Probably as most of my cuts are rather light cuts, there’s no problem with climb milling (max 1mm DOC and 0.5 for side milling). Some things that, perhaps, played against this time, were:

  • Thinner endmill. Usually I use a 3/8 endmill for side milling.
  • Two spacer blocks and a long ER16  chuck, giving a less rigid setup.
  • Slow cutting speed.
  • Cutting both on the front and on the side (6x11mm).
  • Less tight gibs. Previously it was not so easy to move the free carriage with the hand.

The good thing is that when things like this happens, you can go to Youtube and check videos like this, and feel a bit better.

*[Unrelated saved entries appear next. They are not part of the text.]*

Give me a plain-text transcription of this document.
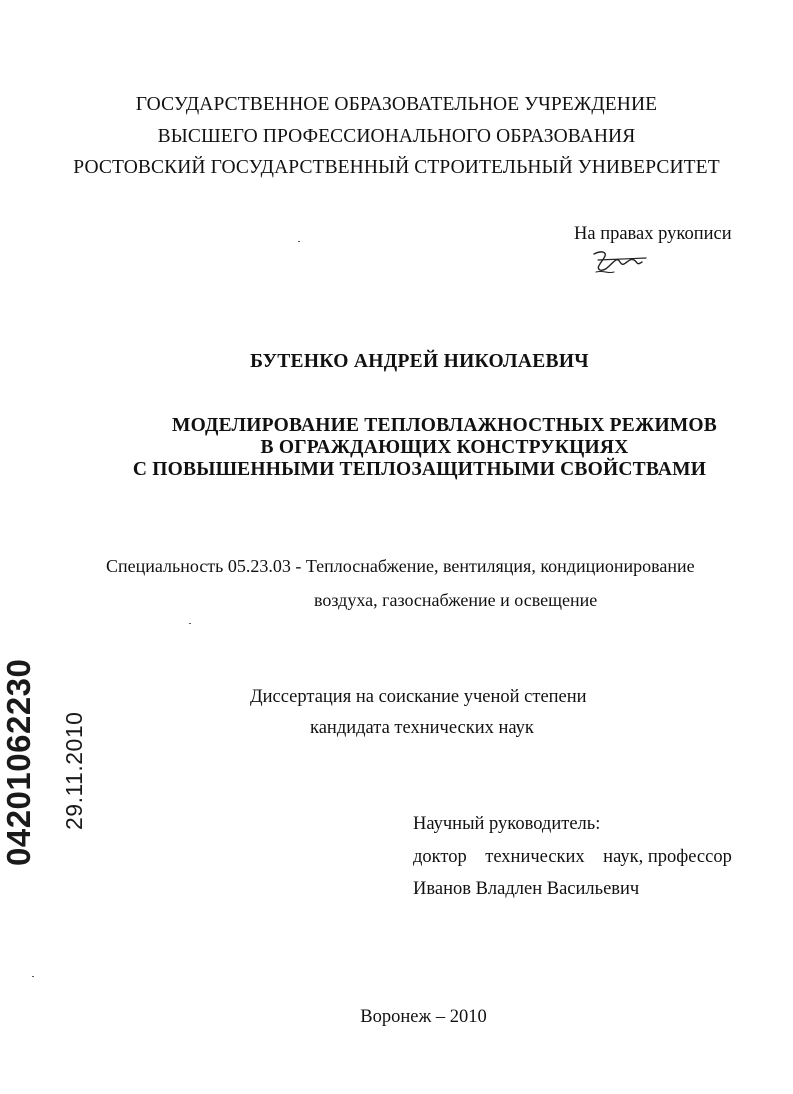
ГОСУДАРСТВЕННОЕ ОБРАЗОВАТЕЛЬНОЕ УЧРЕЖДЕНИЕ
ВЫСШЕГО ПРОФЕССИОНАЛЬНОГО ОБРАЗОВАНИЯ
РОСТОВСКИЙ ГОСУДАРСТВЕННЫЙ СТРОИТЕЛЬНЫЙ УНИВЕРСИТЕТ
На правах рукописи
БУТЕНКО АНДРЕЙ НИКОЛАЕВИЧ
МОДЕЛИРОВАНИЕ ТЕПЛОВЛАЖНОСТНЫХ РЕЖИМОВ
В ОГРАЖДАЮЩИХ КОНСТРУКЦИЯХ
С ПОВЫШЕННЫМИ ТЕПЛОЗАЩИТНЫМИ СВОЙСТВАМИ
Специальность 05.23.03 - Теплоснабжение, вентиляция, кондиционирование
воздуха, газоснабжение и освещение
Диссертация на соискание ученой степени
кандидата технических наук
Научный руководитель:
доктор    технических    наук, профессор
Иванов Владлен Васильевич
Воронеж – 2010
04201062230 29.11.2010
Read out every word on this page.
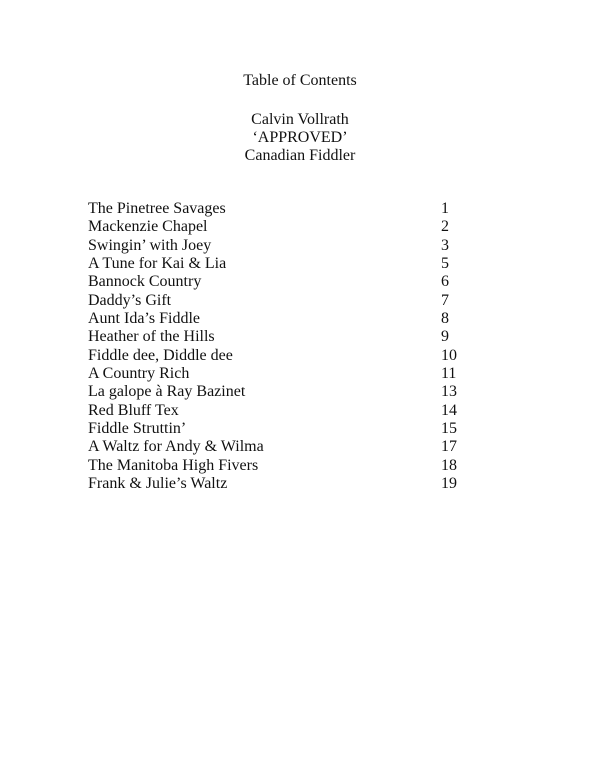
Table of Contents
Calvin Vollrath
‘APPROVED’
Canadian Fiddler
The Pinetree Savages	1
Mackenzie Chapel	2
Swingin’ with Joey	3
A Tune for Kai & Lia	5
Bannock Country	6
Daddy’s Gift	7
Aunt Ida’s Fiddle	8
Heather of the Hills	9
Fiddle dee, Diddle dee	10
A Country Rich	11
La galope à Ray Bazinet	13
Red Bluff Tex	14
Fiddle Struttin’	15
A Waltz for Andy & Wilma	17
The Manitoba High Fivers	18
Frank & Julie’s Waltz	19
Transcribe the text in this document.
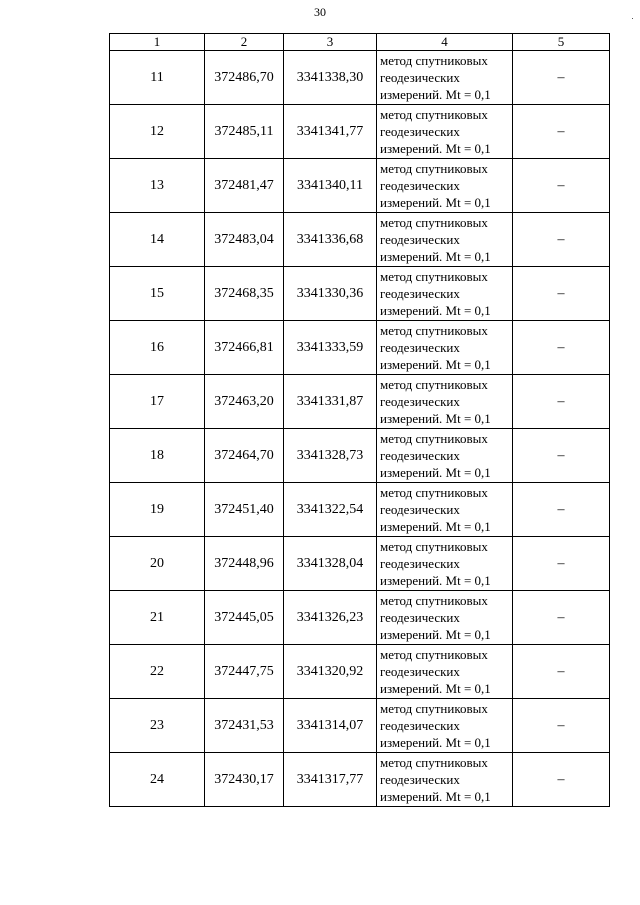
30
1	2	3	4	5
11	372486,70	3341338,30	метод спутниковых
геодезических
измерений. Mt = 0,1	–
12	372485,11	3341341,77	метод спутниковых
геодезических
измерений. Mt = 0,1	–
13	372481,47	3341340,11	метод спутниковых
геодезических
измерений. Mt = 0,1	–
14	372483,04	3341336,68	метод спутниковых
геодезических
измерений. Mt = 0,1	–
15	372468,35	3341330,36	метод спутниковых
геодезических
измерений. Mt = 0,1	–
16	372466,81	3341333,59	метод спутниковых
геодезических
измерений. Mt = 0,1	–
17	372463,20	3341331,87	метод спутниковых
геодезических
измерений. Mt = 0,1	–
18	372464,70	3341328,73	метод спутниковых
геодезических
измерений. Mt = 0,1	–
19	372451,40	3341322,54	метод спутниковых
геодезических
измерений. Mt = 0,1	–
20	372448,96	3341328,04	метод спутниковых
геодезических
измерений. Mt = 0,1	–
21	372445,05	3341326,23	метод спутниковых
геодезических
измерений. Mt = 0,1	–
22	372447,75	3341320,92	метод спутниковых
геодезических
измерений. Mt = 0,1	–
23	372431,53	3341314,07	метод спутниковых
геодезических
измерений. Mt = 0,1	–
24	372430,17	3341317,77	метод спутниковых
геодезических
измерений. Mt = 0,1	–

One last thing…. now I’m convinced that an accelerometer-based automatic stop is a MUST on any cnc.

Almost Back

First of all, I apologize for not answering comments. There are been nine months since I login to my blog.

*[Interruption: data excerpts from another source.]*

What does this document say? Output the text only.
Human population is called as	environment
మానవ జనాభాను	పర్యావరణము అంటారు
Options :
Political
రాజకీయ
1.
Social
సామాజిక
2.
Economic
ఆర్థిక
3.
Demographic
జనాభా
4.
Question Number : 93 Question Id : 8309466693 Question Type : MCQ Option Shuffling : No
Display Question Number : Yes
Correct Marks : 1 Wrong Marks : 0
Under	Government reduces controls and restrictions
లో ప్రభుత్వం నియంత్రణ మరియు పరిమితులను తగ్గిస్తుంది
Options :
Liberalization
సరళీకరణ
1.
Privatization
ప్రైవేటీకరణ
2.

I hate to speak about my personal life, but this time I will do an exception. Beginning this year I bought and move to a new apartment (rather old), left my work as software developer and devote to take care of my son (1 1/2 years now). As I like to do all by myself (I’m obsessive and maniac, I know), I start to refurbish the apartment (plumbing, new kitchen furniture, wall repair, painting, details, details, details…), and what supposed to be two or three months turns out to be much more. Also taking care of my son left me almost no time and energy left; indeed working as software developer was joke compared to housewife work. Actually, tough there still a lot of pending work, my working room is finished, so I plan to come back to my projects.

By the way it’s not my purpose to be dependent of my wife forever, so I hope to find some ways to live from what I love to do (a table saw kit and other things come to my mind). I plan to devote between 9:00 to 3:00 AM to my work (rest of the time I will be a housewife and continue apartment refurbishing).

So the next step will be mainly to assemble my mill and lathe, finish my cnc project-machines and clean my computers (I have a mess with my files). Also I will answer pending comments over the next days (sorry for the delay!).

About being careful

It’s good to remember that Sherline tools are not toys, and that accidents can happen, no matter how well experienced, careful or skilled you are (and I’m none of these) . This happen to me when I was building my table saw. Of course was my fault.

This happened when, after shutting down the motor, I was going to clean the working part and the spindle was still rotating (I get used to do this). The tool, a 3/8″ very sharp carbide mill, caused several cuts in the nail and underneath skin. I must use pointed tweezers to extract plastic particles under the skin, ouch!.

I was lucky; this was a minor injury. Now my nail looks almost the same as before though there are some minor sensitivity issues. After that I adopt some simple rules when working with this tools:

  • Don’t talk with other people (or ignore them, saying “yes…”, “really?”, etc).
  • Don’t think about that beautiful girl (or something else).
  • Don’t put my hands in a radius of 10 cm around the rotating tool.
  • Clean parts only with a brush.

Of course there are standard guidelines when you work with power tools, but by following these basic rules are a start point.